National Afro-American Museum and Cultural Center marks 30 years


A new exhibit will take visitors on a journey through the creation of the National Afro-American Museum and Cultural Center.

“I hope people realize that it’s not just about African-American history. This is really American history,” said Jerolyn Barbee, assistant director of the museum.

“Color Outside the Lines: Celebrating Thirty Years at NAAMCC,” captures the human as well as the institutional history of the museum established in Wilberforce, the Greene County community named for an 18th-century abolitionist.

“I want people to have a collective experience of understanding that we got here as a country — and it was rough — but we can come together and learn more about each other and not be so afraid of each other,” said Barbee.

In 1980, President Jimmy Carter signed Public Law 96-430, which “provides for the establishment of a national center for the study of Afro-American history and culture with headquarters in Wilberforce, Ohio.” The museum, which opened in 1988, is one of the first national museums dedicated to African-American history.

The center houses more than 8,000 artifacts, among them a buffalo-hide coat worn by a U.S. Cavalry Buffalo Soldier, a typewriter owned by Alex Haley, the author of “Roots: The Saga of an American Family,” and a pair of green leather tap shoes that belonged to the dancer, actor and singer Gregory Hines.

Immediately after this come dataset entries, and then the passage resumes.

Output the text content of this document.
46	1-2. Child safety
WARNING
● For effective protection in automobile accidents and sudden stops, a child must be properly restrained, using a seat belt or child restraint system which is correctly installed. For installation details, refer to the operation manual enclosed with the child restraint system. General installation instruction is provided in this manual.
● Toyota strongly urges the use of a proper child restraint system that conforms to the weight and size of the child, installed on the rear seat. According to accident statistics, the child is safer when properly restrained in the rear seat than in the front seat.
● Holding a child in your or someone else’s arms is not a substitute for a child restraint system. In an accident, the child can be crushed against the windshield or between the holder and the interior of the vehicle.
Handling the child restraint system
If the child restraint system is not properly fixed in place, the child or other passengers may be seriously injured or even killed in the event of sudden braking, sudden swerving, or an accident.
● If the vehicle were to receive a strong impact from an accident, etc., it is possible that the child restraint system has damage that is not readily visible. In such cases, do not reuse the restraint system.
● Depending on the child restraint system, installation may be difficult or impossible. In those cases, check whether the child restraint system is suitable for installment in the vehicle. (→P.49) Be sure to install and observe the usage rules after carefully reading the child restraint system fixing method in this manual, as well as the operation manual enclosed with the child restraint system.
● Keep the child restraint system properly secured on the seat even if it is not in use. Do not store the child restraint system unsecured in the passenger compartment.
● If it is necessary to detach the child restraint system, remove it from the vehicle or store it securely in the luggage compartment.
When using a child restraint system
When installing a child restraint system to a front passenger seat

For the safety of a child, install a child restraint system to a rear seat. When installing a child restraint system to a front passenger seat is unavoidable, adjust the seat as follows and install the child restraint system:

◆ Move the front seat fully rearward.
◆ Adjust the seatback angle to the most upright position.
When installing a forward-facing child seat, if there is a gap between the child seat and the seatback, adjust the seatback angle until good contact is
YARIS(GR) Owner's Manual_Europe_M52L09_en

Choosing items to include in the exhibit was nearly impossible, said Hadley Drodge, an assistant curator. “Every time we had to put something aside, our hearts would break because we just want to include everything.”

A timeline of the museum’s history and milestones encompasses the gallery walls and historic objects from the museum’s collection are placed within.

Among the treasures in the exhibit are a signet ring that belonged to the first African-American classical scholar, William Sanders Scarborough, who served as president of Wilberforce University from 1908 to 1920; a track uniform worn by Harry “Butch” Reynolds, an Olympic medalist; and the dress worn by Marjorie Parham, a Wilberforce graduate and newspaper owner, to the 1963 March on Washington for Jobs and Freedom.

Another highlight is a sampling of the museum’s collection of 400 art pieces, which are often loaned to national and international institutions. Two paintings are currently on loan to the Smithsonian’s National Museum of African American History & Culture in Washington, D.C., and another is at London’s Tate Museum.

“People don’t know we have an extensive art collection,” said Barbee. “The exhibit will show people we have this great, maybe unknown, art collection of African-American influential artists and art pieces.”

The cultural center is also a gathering place for ideas and expression. Lecture series, art classes and exhibitions are held throughout the year and also currently on display is an exhibit highlighting African American military service during World War II.

“I want everyone to feel like this is our history together; you cannot separate the two. There is no American history without African Americans,” said Drodge.

“When we can dig deeper and find those answers together and come up with a better way of telling our American history — one that’s more honest — I think we’ll have a better understanding of ourselves.”